Title: Losing My Virginity
Author: Richard Branson
Page Count: 520
I’ve had this book lying around for a good few years now, but I’ve been putting off picking it up for whatever reason. It’s kind of strange really, because I remember giving the prologue a read back when I picked it up and quite enjoying it, I just never had the momentum to keep going. But that all changed when I had to travel back to Tamworth for a family engagement because it’s something of a tradition of mine for me to pick up my longest unread book.
One of the good things is that it’s actually misleading, because while this is quite long in terms of page count, it has pretty big text and a bunch of photographs in it too. It’s also just generally quite interesting, whether you’re a Branson fan or not. I can’t say that I knew too much about him going into it, but I had heard good things about this book and I knew that he was an interesting chap.
I guess the noteworthy thing here is the market that Branson was aiming for. It’s got a lot to offer just because he had an interesting, action-packed life, especially when it comes to some of his ballooning adventures. It also has a lot to teach you about what it takes to be successful in business, but they’re the kind of insights that you can apply at any kind of job, from a corporate role to self-employment.
I still haven’t made my mind up on what I think about Branson as a person, but I am glad that I know a little more about him.
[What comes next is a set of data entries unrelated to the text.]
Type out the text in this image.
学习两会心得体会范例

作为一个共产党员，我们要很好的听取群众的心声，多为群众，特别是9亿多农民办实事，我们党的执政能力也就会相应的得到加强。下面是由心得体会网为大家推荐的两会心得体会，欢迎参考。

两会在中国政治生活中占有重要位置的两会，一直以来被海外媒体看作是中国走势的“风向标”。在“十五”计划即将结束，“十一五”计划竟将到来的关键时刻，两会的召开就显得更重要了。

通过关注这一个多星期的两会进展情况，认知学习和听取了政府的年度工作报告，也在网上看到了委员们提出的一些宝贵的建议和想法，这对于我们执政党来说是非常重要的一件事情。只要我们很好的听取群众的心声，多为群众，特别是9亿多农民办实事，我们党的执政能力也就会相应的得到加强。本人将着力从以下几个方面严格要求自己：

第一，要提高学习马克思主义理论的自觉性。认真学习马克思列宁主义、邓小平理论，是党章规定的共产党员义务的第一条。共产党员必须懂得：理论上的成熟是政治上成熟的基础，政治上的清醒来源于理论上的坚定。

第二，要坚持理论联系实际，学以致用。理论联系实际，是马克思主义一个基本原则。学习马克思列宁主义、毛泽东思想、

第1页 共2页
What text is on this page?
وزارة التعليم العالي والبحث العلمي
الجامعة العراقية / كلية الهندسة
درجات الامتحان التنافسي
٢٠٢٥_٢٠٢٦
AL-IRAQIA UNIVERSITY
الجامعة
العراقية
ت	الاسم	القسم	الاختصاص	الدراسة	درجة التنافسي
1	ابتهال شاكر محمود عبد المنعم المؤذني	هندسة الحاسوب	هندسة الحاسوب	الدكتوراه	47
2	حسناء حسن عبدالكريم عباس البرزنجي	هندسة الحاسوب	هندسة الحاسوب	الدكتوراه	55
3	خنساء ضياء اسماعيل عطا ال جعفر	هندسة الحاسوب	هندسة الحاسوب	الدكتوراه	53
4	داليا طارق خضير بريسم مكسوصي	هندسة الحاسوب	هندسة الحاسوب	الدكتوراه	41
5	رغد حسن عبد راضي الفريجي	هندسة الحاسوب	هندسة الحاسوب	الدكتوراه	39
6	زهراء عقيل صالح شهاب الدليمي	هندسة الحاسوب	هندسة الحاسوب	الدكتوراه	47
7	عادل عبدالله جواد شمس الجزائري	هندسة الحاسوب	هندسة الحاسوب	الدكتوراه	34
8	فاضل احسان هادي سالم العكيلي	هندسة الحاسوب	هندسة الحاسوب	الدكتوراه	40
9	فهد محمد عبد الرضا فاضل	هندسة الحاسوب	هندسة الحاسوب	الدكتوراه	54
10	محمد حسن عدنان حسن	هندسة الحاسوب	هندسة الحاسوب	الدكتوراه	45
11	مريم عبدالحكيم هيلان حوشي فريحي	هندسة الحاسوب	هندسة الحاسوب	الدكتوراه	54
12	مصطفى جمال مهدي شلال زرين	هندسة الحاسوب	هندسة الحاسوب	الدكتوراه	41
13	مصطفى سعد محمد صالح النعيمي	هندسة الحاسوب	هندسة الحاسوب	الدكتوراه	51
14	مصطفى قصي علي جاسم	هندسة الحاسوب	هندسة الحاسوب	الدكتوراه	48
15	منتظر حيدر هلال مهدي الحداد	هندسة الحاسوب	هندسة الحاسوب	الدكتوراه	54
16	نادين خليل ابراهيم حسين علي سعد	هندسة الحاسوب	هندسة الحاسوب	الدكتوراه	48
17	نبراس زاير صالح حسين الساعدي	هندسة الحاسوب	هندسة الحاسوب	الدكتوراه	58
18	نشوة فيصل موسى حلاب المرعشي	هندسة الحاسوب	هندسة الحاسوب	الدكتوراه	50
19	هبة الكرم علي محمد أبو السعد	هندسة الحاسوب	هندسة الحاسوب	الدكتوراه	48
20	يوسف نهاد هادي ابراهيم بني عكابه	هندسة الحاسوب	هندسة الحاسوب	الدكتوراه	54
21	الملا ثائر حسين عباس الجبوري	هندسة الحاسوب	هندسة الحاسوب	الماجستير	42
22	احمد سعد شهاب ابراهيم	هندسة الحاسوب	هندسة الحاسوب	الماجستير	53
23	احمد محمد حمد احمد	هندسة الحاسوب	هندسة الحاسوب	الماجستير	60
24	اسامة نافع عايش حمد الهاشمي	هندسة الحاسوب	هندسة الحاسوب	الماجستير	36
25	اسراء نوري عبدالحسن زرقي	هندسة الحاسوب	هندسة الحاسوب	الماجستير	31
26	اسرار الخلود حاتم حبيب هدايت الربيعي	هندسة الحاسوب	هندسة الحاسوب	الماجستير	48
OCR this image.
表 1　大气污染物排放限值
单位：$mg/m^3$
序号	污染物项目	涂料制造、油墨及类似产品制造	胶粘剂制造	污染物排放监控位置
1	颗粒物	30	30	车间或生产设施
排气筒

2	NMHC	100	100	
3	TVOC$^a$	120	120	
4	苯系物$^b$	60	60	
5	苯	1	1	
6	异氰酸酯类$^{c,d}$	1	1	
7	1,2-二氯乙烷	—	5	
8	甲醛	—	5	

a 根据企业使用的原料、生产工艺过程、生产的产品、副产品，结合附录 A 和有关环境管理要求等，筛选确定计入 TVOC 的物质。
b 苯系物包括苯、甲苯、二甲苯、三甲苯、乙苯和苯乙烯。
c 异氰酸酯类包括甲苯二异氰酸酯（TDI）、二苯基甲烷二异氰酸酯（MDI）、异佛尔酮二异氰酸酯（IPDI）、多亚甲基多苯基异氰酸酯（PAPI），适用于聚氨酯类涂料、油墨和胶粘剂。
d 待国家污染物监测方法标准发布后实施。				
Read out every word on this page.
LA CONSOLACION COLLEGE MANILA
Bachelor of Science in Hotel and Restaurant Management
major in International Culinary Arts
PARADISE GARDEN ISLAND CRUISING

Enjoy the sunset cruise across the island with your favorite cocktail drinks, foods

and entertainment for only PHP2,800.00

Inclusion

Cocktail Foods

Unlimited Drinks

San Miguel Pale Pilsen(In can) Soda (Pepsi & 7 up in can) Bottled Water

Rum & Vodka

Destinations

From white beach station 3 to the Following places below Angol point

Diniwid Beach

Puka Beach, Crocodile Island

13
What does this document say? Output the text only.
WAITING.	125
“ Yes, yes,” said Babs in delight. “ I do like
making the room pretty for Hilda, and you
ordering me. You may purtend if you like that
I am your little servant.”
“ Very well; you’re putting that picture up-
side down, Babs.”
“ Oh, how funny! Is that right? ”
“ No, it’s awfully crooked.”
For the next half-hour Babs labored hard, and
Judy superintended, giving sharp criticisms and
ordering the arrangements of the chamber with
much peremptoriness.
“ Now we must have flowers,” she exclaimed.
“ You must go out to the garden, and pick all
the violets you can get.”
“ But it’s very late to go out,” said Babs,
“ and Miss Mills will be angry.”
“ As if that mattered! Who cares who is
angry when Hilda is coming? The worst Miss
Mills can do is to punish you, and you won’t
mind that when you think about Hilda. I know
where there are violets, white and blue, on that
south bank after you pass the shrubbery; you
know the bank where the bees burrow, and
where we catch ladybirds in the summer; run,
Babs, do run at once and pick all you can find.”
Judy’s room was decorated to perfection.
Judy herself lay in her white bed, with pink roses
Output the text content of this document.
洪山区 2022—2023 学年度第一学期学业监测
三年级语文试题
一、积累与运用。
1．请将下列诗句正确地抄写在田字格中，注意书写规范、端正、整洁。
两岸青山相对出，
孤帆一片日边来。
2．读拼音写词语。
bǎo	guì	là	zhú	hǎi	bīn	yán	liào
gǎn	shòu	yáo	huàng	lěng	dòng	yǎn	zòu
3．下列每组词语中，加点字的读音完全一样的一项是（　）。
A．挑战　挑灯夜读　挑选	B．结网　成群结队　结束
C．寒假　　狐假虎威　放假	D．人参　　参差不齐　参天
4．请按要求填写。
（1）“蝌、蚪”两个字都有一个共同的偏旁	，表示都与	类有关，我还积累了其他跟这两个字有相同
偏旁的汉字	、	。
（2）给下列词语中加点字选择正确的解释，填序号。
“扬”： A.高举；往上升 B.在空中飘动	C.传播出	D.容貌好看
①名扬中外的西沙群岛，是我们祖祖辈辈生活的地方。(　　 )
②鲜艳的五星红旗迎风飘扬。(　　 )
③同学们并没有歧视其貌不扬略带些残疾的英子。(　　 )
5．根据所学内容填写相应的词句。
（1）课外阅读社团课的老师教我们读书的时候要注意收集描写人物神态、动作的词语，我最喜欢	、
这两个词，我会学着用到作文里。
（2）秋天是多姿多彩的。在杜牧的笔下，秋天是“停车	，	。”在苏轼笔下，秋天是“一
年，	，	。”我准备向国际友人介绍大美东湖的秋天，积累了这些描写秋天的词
I think I pitched this book just about right because there’s no need to go out of your way to get to it in a rush. If you do see it lying around though, it’s not bad and worth your time. I’d definitely say it’s in the upper half of the “celebrity” autobiographies that I’ve read throughout the years, at least in terms of quality.
It was also just a genuinely pleasurable reading experience, something that was nice and easy to absorb while still giving me a few little bits of food for thought. In fact, it basically set my expectations pretty well and then delivered exactly what I was hoping for from it. For a non-fiction memoir, I think that’s almost the best that you can hope for, and this really would have had to have been something quite special for it to stand out to me above all of the other great stuff that I’ve been reading.
This brings us on to the final question that I try to answer in my reviews, which is whether or not I’d recommend it. Honestly, I’d have to say yes, even if you have no particular reason for reading it. There’s a little something for everyone and while it’s not exactly going to hold up to a re-read, it was alright for a one time thing. Check it out, I guess.